If any of these cryptocurrencies release products that inadvertently expose user data or are hackable, it would void their value, he says.

Keep on top of regulatory attempts and the political climate. "More governments will announce plans to regulate bitcoin by controlling the transfer of [dollars or euro] into it," Pindar says. "That's not to mention that major investigations could launch to target more than $100 million in unpaid taxes related to bitcoin [or other cryptocurrency] gains."

"I believe the regulatory uncertainty and certain areas of investing are still very unclear for those wishing to fund endeavors through cryptocurrency," says regulatory and enforcement attorney Braden Perry of KennyHertz Perry in Kansas City, Missouri, who is also a Digital Currency Council certified professional.

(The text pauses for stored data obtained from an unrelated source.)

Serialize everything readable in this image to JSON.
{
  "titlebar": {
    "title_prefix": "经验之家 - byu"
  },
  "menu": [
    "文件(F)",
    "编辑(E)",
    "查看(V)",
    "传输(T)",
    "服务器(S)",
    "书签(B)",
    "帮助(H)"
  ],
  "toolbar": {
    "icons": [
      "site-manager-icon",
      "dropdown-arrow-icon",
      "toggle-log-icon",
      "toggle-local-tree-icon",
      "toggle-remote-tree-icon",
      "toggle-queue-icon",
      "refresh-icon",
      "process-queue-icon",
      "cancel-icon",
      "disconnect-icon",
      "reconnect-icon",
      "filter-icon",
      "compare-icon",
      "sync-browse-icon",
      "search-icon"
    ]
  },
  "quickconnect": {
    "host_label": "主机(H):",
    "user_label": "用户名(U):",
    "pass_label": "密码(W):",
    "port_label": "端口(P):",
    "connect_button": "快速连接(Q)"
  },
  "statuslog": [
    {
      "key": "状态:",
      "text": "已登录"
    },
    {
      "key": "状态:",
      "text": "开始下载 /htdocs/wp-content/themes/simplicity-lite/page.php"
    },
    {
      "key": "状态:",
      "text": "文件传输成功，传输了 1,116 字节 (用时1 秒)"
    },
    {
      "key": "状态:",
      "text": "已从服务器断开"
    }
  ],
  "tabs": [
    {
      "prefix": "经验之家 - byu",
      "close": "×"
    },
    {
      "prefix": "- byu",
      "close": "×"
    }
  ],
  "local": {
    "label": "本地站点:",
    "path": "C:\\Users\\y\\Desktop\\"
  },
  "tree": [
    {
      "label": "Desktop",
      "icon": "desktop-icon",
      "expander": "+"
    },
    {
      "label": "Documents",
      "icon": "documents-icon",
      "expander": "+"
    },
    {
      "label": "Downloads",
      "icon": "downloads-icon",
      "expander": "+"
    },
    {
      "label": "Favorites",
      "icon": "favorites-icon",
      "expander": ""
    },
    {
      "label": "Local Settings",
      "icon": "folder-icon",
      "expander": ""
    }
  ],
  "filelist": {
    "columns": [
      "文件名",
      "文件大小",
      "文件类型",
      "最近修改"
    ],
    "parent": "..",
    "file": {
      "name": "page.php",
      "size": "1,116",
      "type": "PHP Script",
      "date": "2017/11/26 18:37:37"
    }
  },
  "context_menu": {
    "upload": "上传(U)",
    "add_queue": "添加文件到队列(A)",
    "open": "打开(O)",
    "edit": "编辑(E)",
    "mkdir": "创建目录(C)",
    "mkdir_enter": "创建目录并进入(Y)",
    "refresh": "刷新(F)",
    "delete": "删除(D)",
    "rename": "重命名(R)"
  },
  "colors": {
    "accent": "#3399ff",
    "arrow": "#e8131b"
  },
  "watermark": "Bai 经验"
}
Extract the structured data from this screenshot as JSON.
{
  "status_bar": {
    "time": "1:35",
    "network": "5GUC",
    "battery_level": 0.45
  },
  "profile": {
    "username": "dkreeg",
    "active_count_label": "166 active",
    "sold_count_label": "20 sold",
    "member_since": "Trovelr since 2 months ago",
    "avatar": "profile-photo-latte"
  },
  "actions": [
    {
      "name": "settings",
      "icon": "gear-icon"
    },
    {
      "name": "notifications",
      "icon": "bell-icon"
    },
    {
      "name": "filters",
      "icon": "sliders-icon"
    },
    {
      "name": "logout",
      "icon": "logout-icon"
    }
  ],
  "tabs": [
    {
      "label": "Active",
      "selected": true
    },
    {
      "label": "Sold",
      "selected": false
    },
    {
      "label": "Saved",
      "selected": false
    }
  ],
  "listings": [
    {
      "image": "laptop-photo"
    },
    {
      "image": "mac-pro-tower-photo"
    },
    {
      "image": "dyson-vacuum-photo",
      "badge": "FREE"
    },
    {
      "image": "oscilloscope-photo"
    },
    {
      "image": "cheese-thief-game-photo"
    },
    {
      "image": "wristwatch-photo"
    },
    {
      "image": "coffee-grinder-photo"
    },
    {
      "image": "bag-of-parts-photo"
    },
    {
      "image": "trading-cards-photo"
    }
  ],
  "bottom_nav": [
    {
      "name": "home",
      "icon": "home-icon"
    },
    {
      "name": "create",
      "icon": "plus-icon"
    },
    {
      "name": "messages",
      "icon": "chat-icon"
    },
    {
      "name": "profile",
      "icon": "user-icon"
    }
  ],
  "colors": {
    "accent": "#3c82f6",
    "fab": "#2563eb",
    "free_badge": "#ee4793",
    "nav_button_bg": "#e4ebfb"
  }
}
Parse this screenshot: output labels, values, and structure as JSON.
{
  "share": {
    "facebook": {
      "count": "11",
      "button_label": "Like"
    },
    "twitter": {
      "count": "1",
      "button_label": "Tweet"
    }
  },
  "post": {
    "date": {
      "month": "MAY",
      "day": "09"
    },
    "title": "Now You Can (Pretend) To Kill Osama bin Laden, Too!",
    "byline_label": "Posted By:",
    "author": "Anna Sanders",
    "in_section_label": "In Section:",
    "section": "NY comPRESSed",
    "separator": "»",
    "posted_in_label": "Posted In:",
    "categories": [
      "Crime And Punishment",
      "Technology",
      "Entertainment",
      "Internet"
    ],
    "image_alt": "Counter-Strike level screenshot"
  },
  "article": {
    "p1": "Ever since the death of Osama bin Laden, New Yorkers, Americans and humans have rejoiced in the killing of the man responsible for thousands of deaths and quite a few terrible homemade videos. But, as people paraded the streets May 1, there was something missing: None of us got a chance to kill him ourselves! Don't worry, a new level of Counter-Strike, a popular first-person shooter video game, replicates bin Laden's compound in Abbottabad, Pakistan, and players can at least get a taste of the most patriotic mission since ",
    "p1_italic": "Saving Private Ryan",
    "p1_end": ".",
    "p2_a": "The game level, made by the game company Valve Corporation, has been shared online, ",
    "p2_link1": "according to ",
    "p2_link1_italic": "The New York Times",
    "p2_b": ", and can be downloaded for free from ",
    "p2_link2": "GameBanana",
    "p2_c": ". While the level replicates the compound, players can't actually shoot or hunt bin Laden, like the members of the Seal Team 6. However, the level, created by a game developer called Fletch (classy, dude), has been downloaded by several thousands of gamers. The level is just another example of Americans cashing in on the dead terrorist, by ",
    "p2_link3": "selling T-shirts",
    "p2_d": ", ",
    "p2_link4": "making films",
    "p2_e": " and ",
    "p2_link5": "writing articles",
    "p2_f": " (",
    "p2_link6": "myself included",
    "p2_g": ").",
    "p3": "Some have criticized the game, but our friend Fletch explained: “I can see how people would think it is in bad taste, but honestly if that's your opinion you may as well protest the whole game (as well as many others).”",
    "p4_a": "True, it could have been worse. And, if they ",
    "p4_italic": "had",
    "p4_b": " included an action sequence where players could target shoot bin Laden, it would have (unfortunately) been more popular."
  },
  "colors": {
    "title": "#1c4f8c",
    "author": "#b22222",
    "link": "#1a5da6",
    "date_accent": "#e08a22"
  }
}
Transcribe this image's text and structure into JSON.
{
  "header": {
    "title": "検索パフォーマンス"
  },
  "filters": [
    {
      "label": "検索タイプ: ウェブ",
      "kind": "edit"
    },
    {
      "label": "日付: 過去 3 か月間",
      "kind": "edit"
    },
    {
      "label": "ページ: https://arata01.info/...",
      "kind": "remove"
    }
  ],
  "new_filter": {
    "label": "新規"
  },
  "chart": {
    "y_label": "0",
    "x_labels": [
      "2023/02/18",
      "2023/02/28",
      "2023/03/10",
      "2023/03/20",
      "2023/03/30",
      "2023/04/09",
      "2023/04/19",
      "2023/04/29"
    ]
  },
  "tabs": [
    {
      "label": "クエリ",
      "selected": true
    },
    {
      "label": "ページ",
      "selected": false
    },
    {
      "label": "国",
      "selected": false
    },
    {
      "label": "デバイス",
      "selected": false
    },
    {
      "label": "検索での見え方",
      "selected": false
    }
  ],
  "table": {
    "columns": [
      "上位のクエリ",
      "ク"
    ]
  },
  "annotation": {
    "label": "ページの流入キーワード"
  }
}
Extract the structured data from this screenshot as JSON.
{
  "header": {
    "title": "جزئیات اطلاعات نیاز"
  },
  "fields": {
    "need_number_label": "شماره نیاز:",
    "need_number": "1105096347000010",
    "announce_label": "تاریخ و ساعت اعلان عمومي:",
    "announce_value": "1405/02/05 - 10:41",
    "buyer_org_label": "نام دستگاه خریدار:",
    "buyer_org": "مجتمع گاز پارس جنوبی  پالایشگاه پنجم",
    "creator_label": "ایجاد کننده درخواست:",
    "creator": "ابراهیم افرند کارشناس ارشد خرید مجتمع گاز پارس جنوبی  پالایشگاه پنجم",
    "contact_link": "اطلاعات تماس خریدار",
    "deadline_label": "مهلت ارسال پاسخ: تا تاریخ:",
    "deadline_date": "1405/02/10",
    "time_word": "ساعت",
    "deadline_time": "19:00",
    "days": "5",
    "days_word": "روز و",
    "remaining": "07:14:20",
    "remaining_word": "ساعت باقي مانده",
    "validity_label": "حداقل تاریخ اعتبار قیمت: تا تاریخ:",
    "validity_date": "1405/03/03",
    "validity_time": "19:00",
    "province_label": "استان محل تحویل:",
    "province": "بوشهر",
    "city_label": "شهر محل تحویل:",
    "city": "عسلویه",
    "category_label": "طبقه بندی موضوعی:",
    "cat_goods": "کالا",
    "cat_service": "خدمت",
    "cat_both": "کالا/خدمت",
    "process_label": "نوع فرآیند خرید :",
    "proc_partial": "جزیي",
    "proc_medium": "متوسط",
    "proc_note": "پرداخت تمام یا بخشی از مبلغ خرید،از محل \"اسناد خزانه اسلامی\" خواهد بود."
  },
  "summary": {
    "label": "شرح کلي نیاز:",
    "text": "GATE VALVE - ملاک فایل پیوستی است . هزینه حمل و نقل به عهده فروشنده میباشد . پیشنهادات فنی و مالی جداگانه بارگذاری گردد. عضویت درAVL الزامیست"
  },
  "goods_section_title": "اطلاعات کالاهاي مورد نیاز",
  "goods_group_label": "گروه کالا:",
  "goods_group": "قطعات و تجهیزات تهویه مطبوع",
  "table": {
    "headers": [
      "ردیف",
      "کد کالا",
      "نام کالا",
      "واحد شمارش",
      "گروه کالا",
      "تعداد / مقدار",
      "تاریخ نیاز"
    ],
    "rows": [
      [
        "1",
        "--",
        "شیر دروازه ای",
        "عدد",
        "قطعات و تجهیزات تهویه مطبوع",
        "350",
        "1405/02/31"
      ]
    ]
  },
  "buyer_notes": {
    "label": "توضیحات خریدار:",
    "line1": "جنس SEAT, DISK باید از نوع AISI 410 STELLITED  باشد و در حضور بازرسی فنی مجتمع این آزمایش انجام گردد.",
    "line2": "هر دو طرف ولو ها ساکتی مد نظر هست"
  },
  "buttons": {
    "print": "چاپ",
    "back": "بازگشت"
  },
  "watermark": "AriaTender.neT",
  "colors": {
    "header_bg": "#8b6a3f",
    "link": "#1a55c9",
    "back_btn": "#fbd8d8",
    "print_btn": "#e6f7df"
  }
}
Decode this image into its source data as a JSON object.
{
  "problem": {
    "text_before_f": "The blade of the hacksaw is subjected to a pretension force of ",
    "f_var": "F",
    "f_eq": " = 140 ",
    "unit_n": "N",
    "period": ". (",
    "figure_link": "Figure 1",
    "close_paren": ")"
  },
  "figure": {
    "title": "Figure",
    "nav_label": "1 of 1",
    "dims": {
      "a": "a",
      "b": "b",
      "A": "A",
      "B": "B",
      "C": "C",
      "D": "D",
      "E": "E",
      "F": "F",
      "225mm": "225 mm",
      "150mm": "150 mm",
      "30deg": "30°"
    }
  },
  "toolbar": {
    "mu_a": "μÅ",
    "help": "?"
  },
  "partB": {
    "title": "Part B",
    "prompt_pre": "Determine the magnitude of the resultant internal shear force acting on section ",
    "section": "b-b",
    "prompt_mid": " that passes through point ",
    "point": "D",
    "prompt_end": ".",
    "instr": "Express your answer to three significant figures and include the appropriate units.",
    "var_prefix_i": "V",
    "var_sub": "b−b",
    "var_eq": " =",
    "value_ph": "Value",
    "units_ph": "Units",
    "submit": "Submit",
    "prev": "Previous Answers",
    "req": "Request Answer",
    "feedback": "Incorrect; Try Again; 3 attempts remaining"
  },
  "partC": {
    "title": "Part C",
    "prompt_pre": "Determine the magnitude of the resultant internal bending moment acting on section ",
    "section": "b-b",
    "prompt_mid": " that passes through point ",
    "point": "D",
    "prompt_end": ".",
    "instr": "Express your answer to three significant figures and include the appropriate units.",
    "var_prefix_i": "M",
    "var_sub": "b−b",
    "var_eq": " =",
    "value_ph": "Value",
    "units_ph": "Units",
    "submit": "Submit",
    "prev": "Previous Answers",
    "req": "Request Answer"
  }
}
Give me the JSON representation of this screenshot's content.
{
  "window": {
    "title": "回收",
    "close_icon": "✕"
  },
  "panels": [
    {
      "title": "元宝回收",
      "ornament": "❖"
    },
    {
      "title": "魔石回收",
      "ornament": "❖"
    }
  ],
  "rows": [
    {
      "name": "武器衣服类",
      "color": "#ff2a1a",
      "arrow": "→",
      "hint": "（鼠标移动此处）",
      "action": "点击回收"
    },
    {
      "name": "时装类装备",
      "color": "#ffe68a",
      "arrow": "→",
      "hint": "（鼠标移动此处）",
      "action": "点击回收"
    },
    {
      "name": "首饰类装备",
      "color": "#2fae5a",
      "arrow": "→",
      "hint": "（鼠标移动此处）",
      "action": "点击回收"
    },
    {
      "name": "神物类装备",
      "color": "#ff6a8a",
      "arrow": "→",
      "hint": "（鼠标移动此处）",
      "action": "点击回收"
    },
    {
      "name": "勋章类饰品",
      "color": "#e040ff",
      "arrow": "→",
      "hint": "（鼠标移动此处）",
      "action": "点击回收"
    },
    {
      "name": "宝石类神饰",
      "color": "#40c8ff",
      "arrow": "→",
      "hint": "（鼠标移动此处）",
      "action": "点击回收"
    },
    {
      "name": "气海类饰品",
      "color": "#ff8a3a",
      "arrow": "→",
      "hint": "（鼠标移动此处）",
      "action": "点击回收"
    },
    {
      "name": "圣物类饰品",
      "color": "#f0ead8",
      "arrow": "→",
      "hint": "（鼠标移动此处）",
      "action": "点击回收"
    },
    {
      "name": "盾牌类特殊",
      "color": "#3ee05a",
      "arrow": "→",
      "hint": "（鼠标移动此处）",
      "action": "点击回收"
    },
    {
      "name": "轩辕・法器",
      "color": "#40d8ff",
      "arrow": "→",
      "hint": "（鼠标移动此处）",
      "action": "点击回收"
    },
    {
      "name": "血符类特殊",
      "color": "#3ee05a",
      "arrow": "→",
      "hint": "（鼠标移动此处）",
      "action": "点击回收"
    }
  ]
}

"Potential investors will ask if there are compliance risks, regulatory risks, or legal issues, "he says. "As always, transparency is the key to understanding these novel risks that most industries don't have."

[See: 7 ETFs That Let You Invest With the 'Smart Money'.]

"What goes up can also go down," Ralph says. "Volatility goes both ways, so remember these investments can go right back to zero just as easily as they can go up another 1,000 percent."